Personnellement, je ne suis pas féru d’histoire, ni de généalogie. Mais je sais très bien que pour un peuple en situation minoritaire comme le nôtre, il est essentiel que des historiens nous racontent. Comme le dit l’adage, “pour savoir où l’on va, il est bon de savoir d'où l'on vient”. C’est ce qu’avait compris le valeureux documentariste acadien Léonard Forest, qui vient de décéder.
Certaines personnes questionnent à savoir si l’histoire est véritablement une science. La plupart des historiens conviennent, par exemple, que la déportation des Acadiens était un génocide. Mais, d’autres historiens vont dire que ça ne l’est pas. Alors, qui croire? Faut-il se fier à une majorité d’historiens ou à leurs dissidents? Personnellement, j’adhère à la thèse du génocide.
En 2004, quand nous avons fêté le 400e anniversaire de la fondation de l’Acadie, nous avons enfin réussi à mettre un point final au débat avec le Québec quant au début du Canada. Nous étions les premiers à nous installer en permanence au Canada… 1604 avant 1608.
Mais voilà qu’un historien en herbe en la personne d’Éric Allard, porte la thèse que la Nouvelle-France date effectivement du 20 mars 1524, quand l’explorateur Verrazano a mis pied à terre en Amérique. Verrazano était un explorateur aux services du Roi de France, alors François 1er. Il a abordé sur la cote de la Nouvelle-Écosse à Norembègue, site que les autochtones de l’époque appelaient déjà ce lieu “Accadie”, terme iroquois qui veut dire “le chef” ou “la tête”. Aujourd’hui, ce lieu porte le nom de Mahone Bay.
Éric me talonne depuis plus d’un an pour me convaincre de sa thèse. De bonne fois, je l’écoute, mais j’en comprends peu.
Pour appuyer sa thèse, il a participé à la production d’un film intitulé “Le royaume perdu” en 2019. Le visionnement de ce film m’a permis de mieux comprendre en partie son raisonnement suite à ses recherches sur la question. Même le valeureux géographe Samuel Arseneau l’appuie dans sa thèse.
L’empressement d’Éric à faire valider sa thèse, c’est qu’il y aura la tenue du Congrès mondial acadien dans le sud-ouest de la Nouvelle-Écosse cet été. Il y a même une possibilité que le Président français Macron vienne y faire un tour. Éric voudrait que le monde entier reconnaisse une fois pour toute que la Nouvelle-France, donc la francophonie en Amérique du Nord, a bel et bien 500 ans cette année (même le 20 mars, qui est de nos jours la Journée mondiale de la Francophonie) et non pas 424 ans.

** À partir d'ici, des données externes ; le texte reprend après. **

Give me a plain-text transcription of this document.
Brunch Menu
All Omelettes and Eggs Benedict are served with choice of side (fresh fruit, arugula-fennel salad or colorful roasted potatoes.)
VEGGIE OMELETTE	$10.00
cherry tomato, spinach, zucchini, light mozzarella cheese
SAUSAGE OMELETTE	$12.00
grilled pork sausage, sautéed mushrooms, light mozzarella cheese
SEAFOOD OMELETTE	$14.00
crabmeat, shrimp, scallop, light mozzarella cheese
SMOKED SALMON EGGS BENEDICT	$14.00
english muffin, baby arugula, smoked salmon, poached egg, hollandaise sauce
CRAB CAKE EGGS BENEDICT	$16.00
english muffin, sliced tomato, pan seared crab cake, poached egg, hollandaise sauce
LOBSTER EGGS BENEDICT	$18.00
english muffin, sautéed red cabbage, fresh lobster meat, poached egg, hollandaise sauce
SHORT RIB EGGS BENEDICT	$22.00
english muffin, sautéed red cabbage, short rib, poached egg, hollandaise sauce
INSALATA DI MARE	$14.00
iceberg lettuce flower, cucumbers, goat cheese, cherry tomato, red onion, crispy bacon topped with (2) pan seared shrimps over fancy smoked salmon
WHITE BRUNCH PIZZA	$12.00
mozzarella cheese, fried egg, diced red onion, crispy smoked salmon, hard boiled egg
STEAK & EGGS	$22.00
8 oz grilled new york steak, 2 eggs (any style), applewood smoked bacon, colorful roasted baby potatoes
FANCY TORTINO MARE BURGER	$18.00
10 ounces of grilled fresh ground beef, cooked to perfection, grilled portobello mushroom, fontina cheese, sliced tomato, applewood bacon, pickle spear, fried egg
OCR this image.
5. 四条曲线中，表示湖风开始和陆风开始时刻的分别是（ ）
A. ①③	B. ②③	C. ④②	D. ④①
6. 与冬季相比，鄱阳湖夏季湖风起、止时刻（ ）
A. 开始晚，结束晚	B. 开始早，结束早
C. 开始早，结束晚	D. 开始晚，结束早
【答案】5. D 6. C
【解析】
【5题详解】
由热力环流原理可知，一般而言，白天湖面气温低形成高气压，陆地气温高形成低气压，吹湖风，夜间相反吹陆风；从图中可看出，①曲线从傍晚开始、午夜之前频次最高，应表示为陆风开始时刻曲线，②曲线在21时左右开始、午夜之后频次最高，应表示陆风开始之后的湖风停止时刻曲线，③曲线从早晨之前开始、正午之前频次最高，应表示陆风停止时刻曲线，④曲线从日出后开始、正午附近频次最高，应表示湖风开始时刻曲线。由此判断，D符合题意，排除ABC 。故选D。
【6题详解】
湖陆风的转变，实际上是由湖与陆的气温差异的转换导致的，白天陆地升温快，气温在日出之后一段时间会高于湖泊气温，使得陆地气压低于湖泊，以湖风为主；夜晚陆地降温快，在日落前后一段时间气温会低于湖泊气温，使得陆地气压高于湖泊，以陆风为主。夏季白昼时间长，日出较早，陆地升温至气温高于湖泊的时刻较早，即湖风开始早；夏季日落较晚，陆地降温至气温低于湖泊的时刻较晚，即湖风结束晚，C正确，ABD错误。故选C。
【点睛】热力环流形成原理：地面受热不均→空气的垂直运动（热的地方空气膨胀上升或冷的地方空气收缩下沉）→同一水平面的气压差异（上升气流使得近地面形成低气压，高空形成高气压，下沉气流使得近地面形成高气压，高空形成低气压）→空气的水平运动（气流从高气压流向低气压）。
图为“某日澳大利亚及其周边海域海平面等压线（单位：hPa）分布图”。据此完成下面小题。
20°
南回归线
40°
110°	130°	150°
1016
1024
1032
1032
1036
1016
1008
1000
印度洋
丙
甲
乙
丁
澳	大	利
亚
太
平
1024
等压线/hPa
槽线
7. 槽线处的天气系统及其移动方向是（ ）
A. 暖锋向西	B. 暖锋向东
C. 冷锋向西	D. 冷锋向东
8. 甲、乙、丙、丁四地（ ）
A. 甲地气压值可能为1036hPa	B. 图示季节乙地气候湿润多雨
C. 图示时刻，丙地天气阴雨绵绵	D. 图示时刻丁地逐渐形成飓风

Ce qui nous aurait mis sur la fausse route, c’est que les Américains ont tripoté les faits historiques et géographiques à leur avantage. Ils auraient situé le voyage de Verrazano du côté de la Floride, alors qu’il était au large de la Nouvelle-Écosse. Ils ont ainsi réécrit l’histoire. Pire, Champlain (eh oui, le célèbre) aurait validé la thèse américaine, s’octroyant ainsi l’installation permanente des Acadiens, donc de l’Acadie. C’est pourquoi l’on dit que l’Acadie de 1604 est à l’origine de l’Amérique du Nord et du Canada, alors qu’on devrait situer en 1524 l’implantation de la francophonie en Amérique.
De par cette chronique, je n’ai pas voulu vous donner un cours d’histoire. Mon seul motif est d’attirer votre attention sur la thèse d’Éric Allard : elle mérite de la considération. Éric est prêt à défendre sa thèse dans n’importe quel forum. Il y matière à organiser un véritable débat sur cette question dans le cadre d’un colloque sur l’histoire, par exemple. Le département d’histoire de l’Université de Moncton pourrait s’en occuper. Vivement qu’une telle activité se tienne!